How to Pick a Grinder for an Espresso Machine

Picking a grinder can be as challenging for picking an espresso machine. I'm sure by now you have looked online and seen that every espresso guru out there cannot say enough about it. And it totally makes sense from a science stand point: Espresso is using pressure and heat to extract particles from the bean as fast as possible. It only makes sense that you will want those particles in a uniform size. You don't have the luxury of time that you do with a french press. So let's break it down.

Blades: Why Blades suck.

Blade Grinders are awesome for that person who is used to drinking Folgers Instant Coffee and wants to make a change to better coffee. This is going to be an eye opener for this guy, because for the first time in his life, he will have fresh ground coffee. For everyone else, blade grinders won't work. The reason why? Because it's like trying to get consistancy chopping a block of ice with a butter knife. It's not going to happen. What you need for good espresso is a burr grinder.

Burr: Let the awesomeness begin.

Burr grinders are where it's at. They come in to shapes and sizes:

Conical Burr Grinders

Cone shaped grinders, one sitting in side another.

Flat Burr Grinders

Two flat plates with a space between. The coffee falls in between the space and crushes the bean. Which is better? There's some argument to that, because they produce different flavors, but everyone agrees that they will both produce good espresso.

High Speed (Direct Drive)

The motor of the grinder is attached directly to grinder stone. The grind is consistent, but because of the motor, the stone can get hot and affect the taste of the bean.

  • Pro: Cheap.
  • Con: Noisy and burns the coffee.
Gear Reduction

Still high speed motor, but gears are added to the mix to slow down the grinding stone.
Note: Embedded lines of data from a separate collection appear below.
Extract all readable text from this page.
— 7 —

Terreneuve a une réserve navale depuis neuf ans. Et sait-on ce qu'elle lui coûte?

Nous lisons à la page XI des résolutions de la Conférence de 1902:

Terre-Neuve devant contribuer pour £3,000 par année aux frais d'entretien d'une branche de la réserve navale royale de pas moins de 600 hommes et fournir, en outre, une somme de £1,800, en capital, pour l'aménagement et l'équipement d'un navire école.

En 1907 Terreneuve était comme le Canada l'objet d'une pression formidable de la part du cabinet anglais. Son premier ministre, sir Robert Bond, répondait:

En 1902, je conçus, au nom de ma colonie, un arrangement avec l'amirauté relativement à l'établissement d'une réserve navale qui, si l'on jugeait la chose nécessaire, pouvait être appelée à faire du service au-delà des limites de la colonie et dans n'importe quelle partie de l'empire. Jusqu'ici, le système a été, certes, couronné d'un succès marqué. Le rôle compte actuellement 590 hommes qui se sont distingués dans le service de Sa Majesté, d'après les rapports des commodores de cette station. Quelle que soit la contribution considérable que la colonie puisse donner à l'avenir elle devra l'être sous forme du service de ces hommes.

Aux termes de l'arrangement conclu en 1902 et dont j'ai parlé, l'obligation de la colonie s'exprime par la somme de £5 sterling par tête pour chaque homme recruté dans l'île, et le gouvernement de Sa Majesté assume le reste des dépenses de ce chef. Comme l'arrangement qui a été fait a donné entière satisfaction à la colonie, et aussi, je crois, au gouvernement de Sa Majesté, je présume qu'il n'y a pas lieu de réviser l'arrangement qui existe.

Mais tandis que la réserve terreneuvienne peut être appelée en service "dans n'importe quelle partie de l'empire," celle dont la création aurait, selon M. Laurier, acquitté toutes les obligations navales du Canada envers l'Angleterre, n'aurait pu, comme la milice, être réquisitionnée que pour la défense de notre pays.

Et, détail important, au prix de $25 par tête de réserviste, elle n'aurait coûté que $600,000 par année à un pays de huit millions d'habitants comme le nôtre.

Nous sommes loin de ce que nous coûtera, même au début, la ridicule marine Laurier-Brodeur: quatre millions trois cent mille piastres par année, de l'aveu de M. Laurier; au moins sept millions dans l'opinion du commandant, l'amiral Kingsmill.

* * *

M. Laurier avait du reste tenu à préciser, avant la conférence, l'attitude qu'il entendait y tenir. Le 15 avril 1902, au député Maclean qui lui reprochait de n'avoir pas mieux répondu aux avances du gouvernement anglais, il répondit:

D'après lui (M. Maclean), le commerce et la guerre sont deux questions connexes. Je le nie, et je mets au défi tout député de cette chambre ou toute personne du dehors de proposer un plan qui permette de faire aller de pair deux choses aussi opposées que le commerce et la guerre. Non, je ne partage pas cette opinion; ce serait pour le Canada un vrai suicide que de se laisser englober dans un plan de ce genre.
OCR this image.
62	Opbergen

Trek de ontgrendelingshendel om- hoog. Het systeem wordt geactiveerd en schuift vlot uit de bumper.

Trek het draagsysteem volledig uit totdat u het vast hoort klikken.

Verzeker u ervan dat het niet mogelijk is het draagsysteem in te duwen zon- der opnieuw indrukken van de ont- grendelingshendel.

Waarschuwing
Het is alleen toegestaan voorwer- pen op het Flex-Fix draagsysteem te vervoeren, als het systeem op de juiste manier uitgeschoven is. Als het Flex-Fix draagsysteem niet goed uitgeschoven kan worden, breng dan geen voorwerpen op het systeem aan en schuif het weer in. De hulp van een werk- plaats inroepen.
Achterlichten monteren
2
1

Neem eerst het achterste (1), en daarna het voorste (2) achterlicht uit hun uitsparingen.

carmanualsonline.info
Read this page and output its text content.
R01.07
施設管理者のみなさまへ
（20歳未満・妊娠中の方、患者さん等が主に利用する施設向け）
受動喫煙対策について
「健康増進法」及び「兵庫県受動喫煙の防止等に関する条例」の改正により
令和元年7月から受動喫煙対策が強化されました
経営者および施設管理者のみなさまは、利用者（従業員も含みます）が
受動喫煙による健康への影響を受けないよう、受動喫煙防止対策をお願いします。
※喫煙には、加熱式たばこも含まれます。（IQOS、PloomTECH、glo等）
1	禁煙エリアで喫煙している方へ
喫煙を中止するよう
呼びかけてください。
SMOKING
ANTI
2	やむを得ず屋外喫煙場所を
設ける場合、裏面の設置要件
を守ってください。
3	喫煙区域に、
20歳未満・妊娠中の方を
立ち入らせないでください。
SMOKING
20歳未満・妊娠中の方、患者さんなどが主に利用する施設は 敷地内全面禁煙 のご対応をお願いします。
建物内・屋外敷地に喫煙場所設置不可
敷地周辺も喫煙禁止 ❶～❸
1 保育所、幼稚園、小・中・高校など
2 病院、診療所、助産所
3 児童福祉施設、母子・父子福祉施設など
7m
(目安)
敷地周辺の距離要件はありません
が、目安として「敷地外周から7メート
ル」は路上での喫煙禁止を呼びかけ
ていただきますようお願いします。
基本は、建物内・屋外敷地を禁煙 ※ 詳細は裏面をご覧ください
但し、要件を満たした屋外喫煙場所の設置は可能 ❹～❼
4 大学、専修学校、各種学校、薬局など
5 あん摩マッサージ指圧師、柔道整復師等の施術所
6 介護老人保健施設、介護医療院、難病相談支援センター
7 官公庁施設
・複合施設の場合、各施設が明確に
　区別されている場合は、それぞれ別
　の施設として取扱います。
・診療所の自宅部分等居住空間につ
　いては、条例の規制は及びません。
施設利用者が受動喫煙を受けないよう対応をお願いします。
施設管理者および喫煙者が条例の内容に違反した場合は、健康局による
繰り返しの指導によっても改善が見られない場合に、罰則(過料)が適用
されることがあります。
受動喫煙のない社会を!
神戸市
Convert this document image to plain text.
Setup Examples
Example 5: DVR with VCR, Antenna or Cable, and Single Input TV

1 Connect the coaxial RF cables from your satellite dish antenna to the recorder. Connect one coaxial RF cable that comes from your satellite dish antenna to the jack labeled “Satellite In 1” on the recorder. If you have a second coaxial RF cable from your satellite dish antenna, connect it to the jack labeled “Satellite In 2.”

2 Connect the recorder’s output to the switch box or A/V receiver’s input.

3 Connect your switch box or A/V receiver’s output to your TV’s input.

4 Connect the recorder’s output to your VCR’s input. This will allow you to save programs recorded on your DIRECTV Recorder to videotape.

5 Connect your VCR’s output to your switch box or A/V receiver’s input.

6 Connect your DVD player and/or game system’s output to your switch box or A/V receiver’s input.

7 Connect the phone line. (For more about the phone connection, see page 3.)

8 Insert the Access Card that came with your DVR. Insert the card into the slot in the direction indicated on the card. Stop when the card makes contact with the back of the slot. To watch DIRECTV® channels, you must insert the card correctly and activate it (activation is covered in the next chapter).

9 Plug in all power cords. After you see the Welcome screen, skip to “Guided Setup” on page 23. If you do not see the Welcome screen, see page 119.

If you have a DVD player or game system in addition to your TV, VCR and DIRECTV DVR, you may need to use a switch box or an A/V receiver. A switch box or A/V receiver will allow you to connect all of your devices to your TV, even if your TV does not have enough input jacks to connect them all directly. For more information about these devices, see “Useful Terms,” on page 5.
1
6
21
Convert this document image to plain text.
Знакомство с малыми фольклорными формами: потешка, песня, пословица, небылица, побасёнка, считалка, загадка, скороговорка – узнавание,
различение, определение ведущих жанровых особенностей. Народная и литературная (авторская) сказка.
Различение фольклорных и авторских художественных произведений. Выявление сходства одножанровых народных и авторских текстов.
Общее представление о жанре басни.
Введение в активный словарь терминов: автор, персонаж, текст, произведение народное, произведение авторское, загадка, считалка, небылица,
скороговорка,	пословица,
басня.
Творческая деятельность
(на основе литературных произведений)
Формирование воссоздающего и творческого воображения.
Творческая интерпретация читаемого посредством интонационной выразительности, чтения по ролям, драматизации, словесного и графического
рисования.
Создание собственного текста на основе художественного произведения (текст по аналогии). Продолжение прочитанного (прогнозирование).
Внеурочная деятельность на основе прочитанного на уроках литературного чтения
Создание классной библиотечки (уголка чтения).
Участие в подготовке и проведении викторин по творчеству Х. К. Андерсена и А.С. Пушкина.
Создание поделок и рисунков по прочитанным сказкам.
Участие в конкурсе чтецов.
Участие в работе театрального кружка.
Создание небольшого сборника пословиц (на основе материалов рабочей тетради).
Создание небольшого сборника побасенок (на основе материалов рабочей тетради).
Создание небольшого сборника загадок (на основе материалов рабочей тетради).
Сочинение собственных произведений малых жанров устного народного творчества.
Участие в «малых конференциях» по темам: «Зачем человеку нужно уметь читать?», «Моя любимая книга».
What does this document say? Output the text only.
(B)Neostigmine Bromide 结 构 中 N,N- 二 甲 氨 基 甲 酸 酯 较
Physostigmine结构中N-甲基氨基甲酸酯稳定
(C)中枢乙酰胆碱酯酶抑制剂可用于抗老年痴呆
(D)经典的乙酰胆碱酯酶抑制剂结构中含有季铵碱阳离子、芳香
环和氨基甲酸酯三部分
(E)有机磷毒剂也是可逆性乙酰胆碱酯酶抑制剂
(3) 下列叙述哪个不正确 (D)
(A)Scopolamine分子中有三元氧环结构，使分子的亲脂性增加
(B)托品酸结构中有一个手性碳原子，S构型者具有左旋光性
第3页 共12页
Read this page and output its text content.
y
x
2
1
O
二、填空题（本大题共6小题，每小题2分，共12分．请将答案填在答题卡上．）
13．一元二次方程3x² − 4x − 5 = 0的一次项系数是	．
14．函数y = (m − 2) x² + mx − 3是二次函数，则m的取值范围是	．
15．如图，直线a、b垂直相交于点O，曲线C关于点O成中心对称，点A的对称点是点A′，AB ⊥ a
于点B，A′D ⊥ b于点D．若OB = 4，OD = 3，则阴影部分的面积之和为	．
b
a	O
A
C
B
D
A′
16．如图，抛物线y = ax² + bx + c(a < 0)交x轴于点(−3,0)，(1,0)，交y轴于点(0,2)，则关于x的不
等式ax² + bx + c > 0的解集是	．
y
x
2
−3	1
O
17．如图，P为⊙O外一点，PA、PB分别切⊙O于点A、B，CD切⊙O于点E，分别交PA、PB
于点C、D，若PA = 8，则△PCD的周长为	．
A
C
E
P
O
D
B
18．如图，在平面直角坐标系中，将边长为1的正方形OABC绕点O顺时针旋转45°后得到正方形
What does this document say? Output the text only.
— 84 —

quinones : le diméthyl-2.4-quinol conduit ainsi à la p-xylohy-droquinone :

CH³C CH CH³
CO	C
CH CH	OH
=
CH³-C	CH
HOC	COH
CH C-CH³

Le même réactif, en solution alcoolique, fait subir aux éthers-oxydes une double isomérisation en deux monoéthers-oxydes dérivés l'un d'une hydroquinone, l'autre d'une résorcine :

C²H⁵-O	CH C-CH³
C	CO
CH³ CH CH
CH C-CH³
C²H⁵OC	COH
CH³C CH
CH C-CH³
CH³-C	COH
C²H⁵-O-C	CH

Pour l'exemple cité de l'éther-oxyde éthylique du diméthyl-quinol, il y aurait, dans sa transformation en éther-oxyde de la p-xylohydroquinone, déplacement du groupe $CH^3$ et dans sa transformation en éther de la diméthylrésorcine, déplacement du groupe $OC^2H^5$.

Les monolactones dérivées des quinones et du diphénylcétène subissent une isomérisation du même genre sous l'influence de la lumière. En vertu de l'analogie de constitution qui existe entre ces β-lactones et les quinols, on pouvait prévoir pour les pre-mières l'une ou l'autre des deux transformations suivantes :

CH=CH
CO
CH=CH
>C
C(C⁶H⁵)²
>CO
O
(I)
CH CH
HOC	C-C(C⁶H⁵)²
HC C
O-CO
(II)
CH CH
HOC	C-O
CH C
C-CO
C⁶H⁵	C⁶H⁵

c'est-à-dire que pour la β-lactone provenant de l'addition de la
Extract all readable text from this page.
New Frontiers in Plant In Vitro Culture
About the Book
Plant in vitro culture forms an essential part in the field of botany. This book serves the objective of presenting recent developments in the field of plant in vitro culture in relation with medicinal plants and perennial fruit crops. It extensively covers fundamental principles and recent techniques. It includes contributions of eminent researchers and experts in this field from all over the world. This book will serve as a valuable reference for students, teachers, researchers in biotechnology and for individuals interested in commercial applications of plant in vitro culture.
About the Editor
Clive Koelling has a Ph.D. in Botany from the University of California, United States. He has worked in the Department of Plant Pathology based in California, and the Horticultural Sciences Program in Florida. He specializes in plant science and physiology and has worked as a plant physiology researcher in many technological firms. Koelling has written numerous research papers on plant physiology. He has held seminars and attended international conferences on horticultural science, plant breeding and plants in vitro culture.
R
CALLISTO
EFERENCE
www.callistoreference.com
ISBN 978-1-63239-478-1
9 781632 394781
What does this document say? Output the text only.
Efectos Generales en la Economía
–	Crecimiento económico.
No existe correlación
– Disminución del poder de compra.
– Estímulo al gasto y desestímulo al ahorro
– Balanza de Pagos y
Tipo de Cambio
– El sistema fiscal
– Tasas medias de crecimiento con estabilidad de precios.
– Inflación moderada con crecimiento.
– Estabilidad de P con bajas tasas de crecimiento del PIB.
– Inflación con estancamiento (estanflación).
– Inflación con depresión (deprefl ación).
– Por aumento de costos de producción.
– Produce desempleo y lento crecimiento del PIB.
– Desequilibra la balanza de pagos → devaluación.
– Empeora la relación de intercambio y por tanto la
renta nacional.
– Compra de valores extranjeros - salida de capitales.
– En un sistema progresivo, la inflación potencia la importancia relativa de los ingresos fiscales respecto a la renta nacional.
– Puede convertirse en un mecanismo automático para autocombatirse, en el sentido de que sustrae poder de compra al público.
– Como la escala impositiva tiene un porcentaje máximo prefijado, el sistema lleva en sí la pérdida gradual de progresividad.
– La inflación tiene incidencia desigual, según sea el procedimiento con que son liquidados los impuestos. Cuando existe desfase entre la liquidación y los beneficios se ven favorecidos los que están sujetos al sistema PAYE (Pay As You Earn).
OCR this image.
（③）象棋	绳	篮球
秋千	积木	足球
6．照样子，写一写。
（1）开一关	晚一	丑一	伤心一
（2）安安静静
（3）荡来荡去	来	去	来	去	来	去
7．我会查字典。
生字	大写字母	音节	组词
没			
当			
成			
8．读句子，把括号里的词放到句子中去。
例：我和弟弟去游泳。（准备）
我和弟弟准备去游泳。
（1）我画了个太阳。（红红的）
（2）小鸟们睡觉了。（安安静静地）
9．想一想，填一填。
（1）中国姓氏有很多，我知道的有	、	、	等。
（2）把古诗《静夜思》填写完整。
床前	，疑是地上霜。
  • Pro: Doesn't burn the coffee.
  • Con: Even noisier than direct drive.
Low Speed

Best in the market. Low speed is quiet and doesn't burn the coffee.

  • Pro: Quiet. No burned coffee.
  • Cons: Price.
Dose vs Non-Dose (Doserless)

Dose grinders basically have a basket that will hold your ground coffee in it. It's a nice option when you get a long line because you will have 6-8 doses of coffee sitting in the basket, waiting to be drawn. However, it comes with a cost. Coffee left in the basket too long goes stale. So, anything left over at the end of the night is waste. Also, you run the risk of serving stale espresso. Many home users will go Non-Dose. Personally, I like having the basket available.

Step vs Stepless

The grinder will have a different way to adjust the grind setting. A Step grinder will allow you to lock in the setting once you've found it. It could be by the clicks of the adjusting wheel or in some cases they will have a lever.

Stepless doesn't have a lock in option. It's typically just a knob or wheel that you turn until you find the place you'd like. The issue is that if your grinder bounces a little as it grinds, you may lose that setting over time.